Some surgical groups employ an APRN or PA to serve as an assistant at surgery, freeing up a surgeon to perform evaluations or surgical procedures. For a surgical practice to report and receive third-party reimbursement for the service, the NPP must be an expense to the practice. If the hospital employs the NPP, and the NPP is not an expense to the practice, the practice may not report and be paid for those services.
Some hospitals employ NPPs to support their surgical groups. These NPPs are listed as an expense to the hospital on their Part A expense report. According to the Centers for Medicare & Medicaid Services’ (CMS) Medicare Benefit Policy Manual, Chapter 15, Section 60.1:
For hospital patients and for [skilled nursing facility, or SNF] patients who are in a Medicare covered stay, there is no Medicare Part B coverage of the services of physician-employed auxiliary personnel as services incident to physicians’ services under §1861(s)(2)(A) of the Act. Such services can be covered only under the hospital or SNF benefit and payment for such services can be made to only the hospital or SNF by a Medicare intermediary. (See §80 concerning physician supervision of technicians performing diagnostic x-ray procedures in a physician’s office.)
Surgical groups may bill for the services that their staff or contracted employees performed but may not report and be paid for services that the hospital’s staff or contracted employees provide.
What about patients with commercial insurance?
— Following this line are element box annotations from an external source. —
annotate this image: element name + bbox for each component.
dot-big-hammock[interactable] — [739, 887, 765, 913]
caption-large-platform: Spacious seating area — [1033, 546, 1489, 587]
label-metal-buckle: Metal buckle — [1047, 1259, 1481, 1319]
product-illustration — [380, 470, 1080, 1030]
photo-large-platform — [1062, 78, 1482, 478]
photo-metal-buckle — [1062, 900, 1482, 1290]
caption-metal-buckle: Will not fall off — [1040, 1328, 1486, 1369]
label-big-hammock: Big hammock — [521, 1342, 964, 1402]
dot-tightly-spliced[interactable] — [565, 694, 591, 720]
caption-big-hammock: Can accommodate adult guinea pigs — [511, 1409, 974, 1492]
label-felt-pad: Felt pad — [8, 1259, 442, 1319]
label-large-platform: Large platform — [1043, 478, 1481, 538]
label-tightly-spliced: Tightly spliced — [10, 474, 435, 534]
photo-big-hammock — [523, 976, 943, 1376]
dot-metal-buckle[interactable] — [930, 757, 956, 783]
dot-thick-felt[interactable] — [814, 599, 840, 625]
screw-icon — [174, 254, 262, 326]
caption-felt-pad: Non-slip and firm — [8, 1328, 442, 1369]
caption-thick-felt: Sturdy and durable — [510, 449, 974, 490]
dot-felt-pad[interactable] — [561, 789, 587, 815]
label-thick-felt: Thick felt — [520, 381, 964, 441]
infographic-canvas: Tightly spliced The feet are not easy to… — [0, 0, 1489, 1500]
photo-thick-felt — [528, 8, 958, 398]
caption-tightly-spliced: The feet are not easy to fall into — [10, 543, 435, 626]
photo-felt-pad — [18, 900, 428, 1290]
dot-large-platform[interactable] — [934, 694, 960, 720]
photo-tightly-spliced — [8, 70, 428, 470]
In many markets, commercial insurers enroll and credential APRNs but not PAs. There is no consistent national policy. States usually require that PAs have physician supervision, although that does not mean being physically in the same location when the PA provides services. A group must check with each payor about its policies for reporting APRN and PA services.
Two national insurers—Aetna and Anthem—have policies on NPPs. Aetna credentials both APRNs and PAs and follows Medicare rules for incident-to and shared services.
Anthem doesn’t follow incident-to rules for any NPP who has been assigned an Anthem NPI number. In other words, if the NPP is enrolled in and credentialed by Anthem, services are to be reported under the NPP’s NPI number. NPPs who are not enrolled and credentialed by Anthem are permitted to report their services incident-to the physician. Typically, APRNs are credentialed and report their services under their own provider numbers. PAs, however, are not enrolled or credentialed by Anthem and must report their services incident-to. Anthem does not follow all of Medicare’s incident-to rules but notes these two policies on its website.
Pursuant to its incident-to policy, Anthem requires that the supervising provider be physically present in the office suite and immediately available when necessary to provide assistance and direction throughout the E/M visit and/or rendered service. The supervising provider must stay involved and take an active part in the ongoing care of the patient. For details, please visit the Anthem website.
How will following these guidelines benefit my practice?
The lack of consistency and standardization among payors adds to the complexity and cost of employing NPPs; however, many practices find that the benefits outweigh the difficulties of learning and applying the billing rules.
Accurate coding is the responsibility of the provider. This summary is only a resource to assist in the billing process.